料理教室の話ももちろん知っていて、日程が決まり次第是非知らせて欲しいと言われて、決まったら公表しますと無難に返しておく。
「そういえば、ハルカ様は遠視の術をお使いになれるとか。」
クレイさんが目を輝かせて聞いてくる。
ちょっと気持ち悪いと思うくらい目に力があるひとだ。
それにしても、遠視って、遠くのものを望遠鏡のように見えるようにするやつだっけ。
魔素を調節して、目に集めることで出来るっていう。
それが、何で私が使うことになってるんだろう?
わからないのでクレイさんを見返すと、クレイさんも不思議そうな顔をした。
「おや。そうではありませんでしたかな?その能力で甥の病の元を見つけて下さったと聞きました。」
「クレイ。違うよ。ハルカ様は見る能力に長けておられると言ったんだ。」
グレゴリーさんが訂正をしてくれる。
成る程。キックリのヒナが遠視が得意な人に見えたっていう話と混じってるんだな。
私自身はまだまだコントロールが出来ないし、遠くの景色まで望遠鏡のように見ることは出来ない。
遠視が出来るってことにはならないんだよね。
「私は遠視は出来ません。まだまだ訓練が必要だと言われています。見えたのは生まれつきの能力のおかげだそうです。」
「そうなのですか。これは失礼をいたしました。…。」
ん?何か言ったのかな。
最後の方が聞こえなかったけど。
クレイさんの目を見るとさっきのような輝きは無くなっていた。
何なんだろう。ちょっと思い込みの激しいタイプみたいだ。
それからは私の衣装の話になって、ドレスに縫い付けた花飾りから私が昔作っていたレースを使ったリボン型のコサージュについての話になって、クレイさんもグレゴリーさんもかなり食いついていた。

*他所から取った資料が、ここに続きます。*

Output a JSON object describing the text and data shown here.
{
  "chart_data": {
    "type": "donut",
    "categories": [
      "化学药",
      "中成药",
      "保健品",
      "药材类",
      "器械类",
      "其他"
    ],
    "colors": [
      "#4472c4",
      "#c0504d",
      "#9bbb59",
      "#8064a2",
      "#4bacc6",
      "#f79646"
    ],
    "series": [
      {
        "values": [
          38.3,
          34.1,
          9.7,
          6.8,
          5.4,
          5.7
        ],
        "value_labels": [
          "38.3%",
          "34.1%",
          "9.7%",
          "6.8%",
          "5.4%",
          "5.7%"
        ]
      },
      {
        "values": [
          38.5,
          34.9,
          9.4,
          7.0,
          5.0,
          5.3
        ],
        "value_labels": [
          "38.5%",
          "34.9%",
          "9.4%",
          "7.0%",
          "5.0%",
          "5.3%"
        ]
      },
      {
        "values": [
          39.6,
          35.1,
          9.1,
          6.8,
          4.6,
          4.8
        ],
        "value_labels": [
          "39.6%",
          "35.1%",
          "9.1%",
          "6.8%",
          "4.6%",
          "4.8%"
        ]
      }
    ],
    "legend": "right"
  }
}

コサージュみたいな装飾品は今までなかったらしく、商品化していいかと許可を求められて迫力に押されてどうぞと言ってしまった。
「お会い出来て良かったです。…では、またいずれ。」
何だか最後は押せ押せなだったなあ。
思い込みも強そうだし、かなりめんどくさいタイプなのは確かだ。
一番気になったのはあの目。
特に私の目の話をしてる時の赤くて暗くてぎらぎらとした目がとても嫌だった。
「申し訳ありません。弟は興味のあることに一直線な傾向がありまして。」
グレゴリーさんが申し訳なさそうに言う。
きっと誰に対してもああなんだろう。
弟のフォローかあ。
お兄さんは大変だ。
「熱心な方ですね。」
何とか当たり障りのない言葉をひねり出す。
グレゴリーさんは苦笑して、「ありがとうございます。」と言って下がっていった。
下がる直前にクルビスさんに何か言っていたように見えたけど、私には聞こえなかった。
これは終わった後でクルビスさんと話す必要がありそうだ。